Let us know how it goes when you get it. and some pics would be good too.

----------


## KiwiinSeattle

The camera-scope mount arrived today - 12 days after order - China to Seattle. I ordered 3 of the same and the US Postal delivery person left a small box at the door.

In theory these should work. The design looks sound to me, a non engineer type, and the finish is very clean - as pictured.

I am of two minds as to test the theory at the local range because I don't have a supressor here and the recoil might be too much. Will definately bring this kit to NZ in a few weeks and post an update.

Weight:
Clamp - 105g
Clamp plus Camera - 308g

here are some photos

----------


## Looseunit

Sweet , Mine should be here soon too , Can you rotate it enough to mount the camera to the side?

----------


## KiwiinSeattle

I have not tried to rotate everything so the camera is off to the side but there is plenty of adjustment / pivot points on the mount to do just that.

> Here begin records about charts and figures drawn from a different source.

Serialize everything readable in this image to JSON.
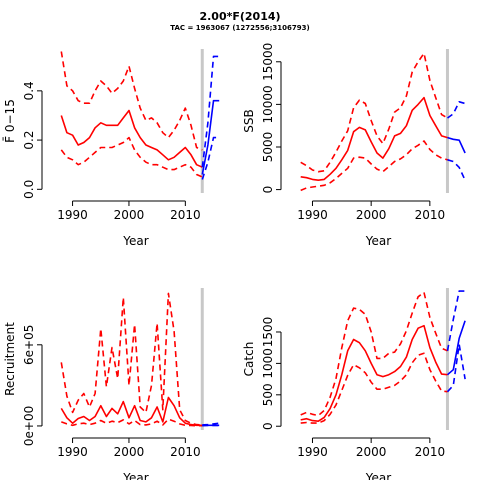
{
  "figure": {
    "title": "2.00*F(2014)",
    "subtitle": "TAC = 1963067 (1272556;3106793)"
  },
  "colors": {
    "historical": "#ff0000",
    "projection": "#0000ff",
    "ref_line": "#c8c8c8"
  },
  "chart_data": [
    {
      "type": "line",
      "panel": "fbar",
      "xlabel": "Year",
      "ylabel": "F̄ 0−15",
      "xlim": [
        1986,
        2016.5
      ],
      "ylim": [
        -0.015,
        0.57
      ],
      "xticks": [
        1990,
        2000,
        2010
      ],
      "yticks": [
        0.0,
        0.2,
        0.4
      ],
      "ytick_labels": [
        "0.0",
        "0.2",
        "0.4"
      ],
      "ref_line_x": 2013,
      "series": [
        {
          "role": "hist-median",
          "style": "solid",
          "x": [
            1988,
            1989,
            1990,
            1991,
            1992,
            1993,
            1994,
            1995,
            1996,
            1997,
            1998,
            1999,
            2000,
            2001,
            2002,
            2003,
            2004,
            2005,
            2006,
            2007,
            2008,
            2009,
            2010,
            2011,
            2012,
            2013
          ],
          "y": [
            0.3,
            0.23,
            0.22,
            0.18,
            0.19,
            0.21,
            0.25,
            0.27,
            0.26,
            0.26,
            0.26,
            0.29,
            0.32,
            0.25,
            0.21,
            0.18,
            0.17,
            0.16,
            0.14,
            0.12,
            0.13,
            0.15,
            0.17,
            0.14,
            0.1,
            0.09
          ]
        },
        {
          "role": "hist-upper",
          "style": "dashed",
          "x": [
            1988,
            1989,
            1990,
            1991,
            1992,
            1993,
            1994,
            1995,
            1996,
            1997,
            1998,
            1999,
            2000,
            2001,
            2002,
            2003,
            2004,
            2005,
            2006,
            2007,
            2008,
            2009,
            2010,
            2011,
            2012,
            2013
          ],
          "y": [
            0.56,
            0.42,
            0.4,
            0.36,
            0.35,
            0.35,
            0.4,
            0.44,
            0.42,
            0.39,
            0.41,
            0.44,
            0.5,
            0.41,
            0.33,
            0.28,
            0.29,
            0.27,
            0.23,
            0.21,
            0.24,
            0.28,
            0.33,
            0.26,
            0.17,
            0.16
          ]
        },
        {
          "role": "hist-lower",
          "style": "dashed",
          "x": [
            1988,
            1989,
            1990,
            1991,
            1992,
            1993,
            1994,
            1995,
            1996,
            1997,
            1998,
            1999,
            2000,
            2001,
            2002,
            2003,
            2004,
            2005,
            2006,
            2007,
            2008,
            2009,
            2010,
            2011,
            2012,
            2013
          ],
          "y": [
            0.16,
            0.13,
            0.12,
            0.1,
            0.11,
            0.13,
            0.15,
            0.17,
            0.17,
            0.17,
            0.18,
            0.19,
            0.21,
            0.16,
            0.13,
            0.11,
            0.1,
            0.1,
            0.09,
            0.08,
            0.08,
            0.09,
            0.1,
            0.09,
            0.06,
            0.05
          ]
        },
        {
          "role": "proj-median",
          "style": "solid",
          "x": [
            2013,
            2014,
            2015,
            2016
          ],
          "y": [
            0.06,
            0.18,
            0.36,
            0.36
          ]
        },
        {
          "role": "proj-upper",
          "style": "dashed",
          "x": [
            2013,
            2014,
            2015,
            2016
          ],
          "y": [
            0.09,
            0.27,
            0.54,
            0.54
          ]
        },
        {
          "role": "proj-lower",
          "style": "dashed",
          "x": [
            2013,
            2014,
            2015,
            2016
          ],
          "y": [
            0.04,
            0.11,
            0.21,
            0.21
          ]
        }
      ]
    },
    {
      "type": "line",
      "panel": "ssb",
      "xlabel": "Year",
      "ylabel": "SSB",
      "xlim": [
        1986,
        2016.5
      ],
      "ylim": [
        -400,
        16500
      ],
      "xticks": [
        1990,
        2000,
        2010
      ],
      "yticks": [
        0,
        5000,
        10000,
        15000
      ],
      "ytick_labels": [
        "0",
        "5000",
        "10000",
        "15000"
      ],
      "ref_line_x": 2013,
      "series": [
        {
          "role": "hist-median",
          "style": "solid",
          "x": [
            1988,
            1989,
            1990,
            1991,
            1992,
            1993,
            1994,
            1995,
            1996,
            1997,
            1998,
            1999,
            2000,
            2001,
            2002,
            2003,
            2004,
            2005,
            2006,
            2007,
            2008,
            2009,
            2010,
            2011,
            2012,
            2013
          ],
          "y": [
            1500,
            1400,
            1200,
            1100,
            1200,
            1800,
            2500,
            3500,
            4600,
            6800,
            7300,
            7000,
            5600,
            4300,
            3700,
            4800,
            6300,
            6600,
            7500,
            9300,
            10000,
            10800,
            8700,
            7500,
            6300,
            6100
          ]
        },
        {
          "role": "hist-upper",
          "style": "dashed",
          "x": [
            1988,
            1989,
            1990,
            1991,
            1992,
            1993,
            1994,
            1995,
            1996,
            1997,
            1998,
            1999,
            2000,
            2001,
            2002,
            2003,
            2004,
            2005,
            2006,
            2007,
            2008,
            2009,
            2010,
            2011,
            2012,
            2013
          ],
          "y": [
            3200,
            2800,
            2300,
            2100,
            2200,
            3200,
            4400,
            5700,
            6900,
            9600,
            10500,
            10100,
            8100,
            6300,
            5400,
            7100,
            9100,
            9600,
            11000,
            13800,
            15000,
            16000,
            12800,
            10800,
            8800,
            8400
          ]
        },
        {
          "role": "hist-lower",
          "style": "dashed",
          "x": [
            1988,
            1989,
            1990,
            1991,
            1992,
            1993,
            1994,
            1995,
            1996,
            1997,
            1998,
            1999,
            2000,
            2001,
            2002,
            2003,
            2004,
            2005,
            2006,
            2007,
            2008,
            2009,
            2010,
            2011,
            2012,
            2013
          ],
          "y": [
            -100,
            200,
            300,
            400,
            500,
            800,
            1300,
            1900,
            2500,
            3700,
            3800,
            3700,
            3000,
            2400,
            2100,
            2700,
            3300,
            3600,
            4100,
            4800,
            5200,
            5700,
            4700,
            4100,
            3700,
            3500
          ]
        },
        {
          "role": "proj-median",
          "style": "solid",
          "x": [
            2013,
            2014,
            2015,
            2016
          ],
          "y": [
            6100,
            5900,
            5800,
            4300
          ]
        },
        {
          "role": "proj-upper",
          "style": "dashed",
          "x": [
            2013,
            2014,
            2015,
            2016
          ],
          "y": [
            8400,
            8900,
            10300,
            10100
          ]
        },
        {
          "role": "proj-lower",
          "style": "dashed",
          "x": [
            2013,
            2014,
            2015,
            2016
          ],
          "y": [
            3500,
            3300,
            2600,
            1100
          ]
        }
      ]
    },
    {
      "type": "line",
      "panel": "recruitment",
      "xlabel": "Year",
      "ylabel": "Recruitment",
      "xlim": [
        1986,
        2016.5
      ],
      "ylim": [
        -30000,
        1020000
      ],
      "xticks": [
        1990,
        2000,
        2010
      ],
      "yticks": [
        0,
        600000
      ],
      "ytick_labels": [
        "0e+00",
        "6e+05"
      ],
      "ref_line_x": 2013,
      "series": [
        {
          "role": "hist-median",
          "style": "solid",
          "x": [
            1988,
            1989,
            1990,
            1991,
            1992,
            1993,
            1994,
            1995,
            1996,
            1997,
            1998,
            1999,
            2000,
            2001,
            2002,
            2003,
            2004,
            2005,
            2006,
            2007,
            2008,
            2009,
            2010,
            2011,
            2012,
            2013
          ],
          "y": [
            130000,
            60000,
            20000,
            55000,
            70000,
            40000,
            70000,
            150000,
            70000,
            130000,
            90000,
            180000,
            60000,
            150000,
            40000,
            30000,
            60000,
            140000,
            30000,
            210000,
            150000,
            60000,
            20000,
            10000,
            5000,
            5000
          ]
        },
        {
          "role": "hist-upper",
          "style": "dashed",
          "x": [
            1988,
            1989,
            1990,
            1991,
            1992,
            1993,
            1994,
            1995,
            1996,
            1997,
            1998,
            1999,
            2000,
            2001,
            2002,
            2003,
            2004,
            2005,
            2006,
            2007,
            2008,
            2009,
            2010,
            2011,
            2012,
            2013
          ],
          "y": [
            470000,
            220000,
            100000,
            190000,
            240000,
            140000,
            240000,
            720000,
            290000,
            580000,
            350000,
            950000,
            300000,
            750000,
            140000,
            100000,
            300000,
            760000,
            120000,
            980000,
            700000,
            120000,
            40000,
            20000,
            10000,
            8000
          ]
        },
        {
          "role": "hist-lower",
          "style": "dashed",
          "x": [
            1988,
            1989,
            1990,
            1991,
            1992,
            1993,
            1994,
            1995,
            1996,
            1997,
            1998,
            1999,
            2000,
            2001,
            2002,
            2003,
            2004,
            2005,
            2006,
            2007,
            2008,
            2009,
            2010,
            2011,
            2012,
            2013
          ],
          "y": [
            30000,
            15000,
            5000,
            15000,
            20000,
            10000,
            20000,
            40000,
            20000,
            35000,
            25000,
            45000,
            15000,
            40000,
            10000,
            8000,
            15000,
            35000,
            8000,
            50000,
            35000,
            15000,
            5000,
            3000,
            2000,
            2000
          ]
        },
        {
          "role": "proj-median",
          "style": "solid",
          "x": [
            2013,
            2014,
            2015,
            2016
          ],
          "y": [
            5000,
            5000,
            5000,
            5000
          ]
        },
        {
          "role": "proj-upper",
          "style": "dashed",
          "x": [
            2013,
            2014,
            2015,
            2016
          ],
          "y": [
            8000,
            10000,
            15000,
            20000
          ]
        },
        {
          "role": "proj-lower",
          "style": "dashed",
          "x": [
            2013,
            2014,
            2015,
            2016
          ],
          "y": [
            2000,
            3000,
            3000,
            3000
          ]
        }
      ]
    },
    {
      "type": "line",
      "panel": "catch",
      "xlabel": "Year",
      "ylabel": "Catch",
      "xlim": [
        1986,
        2016.5
      ],
      "ylim": [
        -60,
        2200
      ],
      "xticks": [
        1990,
        2000,
        2010
      ],
      "yticks": [
        0,
        500,
        1000,
        1500
      ],
      "ytick_labels": [
        "0",
        "500",
        "1000",
        "1500"
      ],
      "ref_line_x": 2013,
      "series": [
        {
          "role": "hist-median",
          "style": "solid",
          "x": [
            1988,
            1989,
            1990,
            1991,
            1992,
            1993,
            1994,
            1995,
            1996,
            1997,
            1998,
            1999,
            2000,
            2001,
            2002,
            2003,
            2004,
            2005,
            2006,
            2007,
            2008,
            2009,
            2010,
            2011,
            2012,
            2013
          ],
          "y": [
            100,
            120,
            90,
            80,
            140,
            280,
            500,
            820,
            1200,
            1380,
            1330,
            1200,
            1000,
            820,
            790,
            820,
            870,
            950,
            1100,
            1380,
            1560,
            1600,
            1250,
            1020,
            830,
            820
          ]
        },
        {
          "role": "hist-upper",
          "style": "dashed",
          "x": [
            1988,
            1989,
            1990,
            1991,
            1992,
            1993,
            1994,
            1995,
            1996,
            1997,
            1998,
            1999,
            2000,
            2001,
            2002,
            2003,
            2004,
            2005,
            2006,
            2007,
            2008,
            2009,
            2010,
            2011,
            2012,
            2013
          ],
          "y": [
            180,
            220,
            190,
            170,
            250,
            460,
            760,
            1250,
            1680,
            1880,
            1860,
            1780,
            1500,
            1080,
            1080,
            1160,
            1180,
            1310,
            1520,
            1800,
            2060,
            2130,
            1730,
            1480,
            1240,
            1200
          ]
        },
        {
          "role": "hist-lower",
          "style": "dashed",
          "x": [
            1988,
            1989,
            1990,
            1991,
            1992,
            1993,
            1994,
            1995,
            1996,
            1997,
            1998,
            1999,
            2000,
            2001,
            2002,
            2003,
            2004,
            2005,
            2006,
            2007,
            2008,
            2009,
            2010,
            2011,
            2012,
            2013
          ],
          "y": [
            50,
            60,
            50,
            50,
            90,
            190,
            340,
            570,
            810,
            980,
            930,
            850,
            700,
            590,
            590,
            620,
            650,
            720,
            820,
            1010,
            1130,
            1160,
            900,
            720,
            560,
            550
          ]
        },
        {
          "role": "proj-median",
          "style": "solid",
          "x": [
            2013,
            2014,
            2015,
            2016
          ],
          "y": [
            820,
            900,
            1400,
            1680
          ]
        },
        {
          "role": "proj-upper",
          "style": "dashed",
          "x": [
            2013,
            2014,
            2015,
            2016
          ],
          "y": [
            1200,
            1700,
            2150,
            2150
          ]
        },
        {
          "role": "proj-lower",
          "style": "dashed",
          "x": [
            2013,
            2014,
            2015,
            2016
          ],
          "y": [
            550,
            650,
            1300,
            750
          ]
        }
      ]
    }
  ]
}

If you receive the same quality product as I did, I think you will be pleased with the mount.

Now the real challenge is to go out and find something to shoot that is worth putting on video - and post it on the NZHS Forum !

I am still debating as to a test at the range on a non suppressed rifle. The photos I posted were taken in my office at home - Sako A7 in .270 WIN - pimped out with fluted barrel and bolt, McMillan Sako Varmint stock, Minox 4-10 x 50 scope mounted with Warne Maxima rings.

----------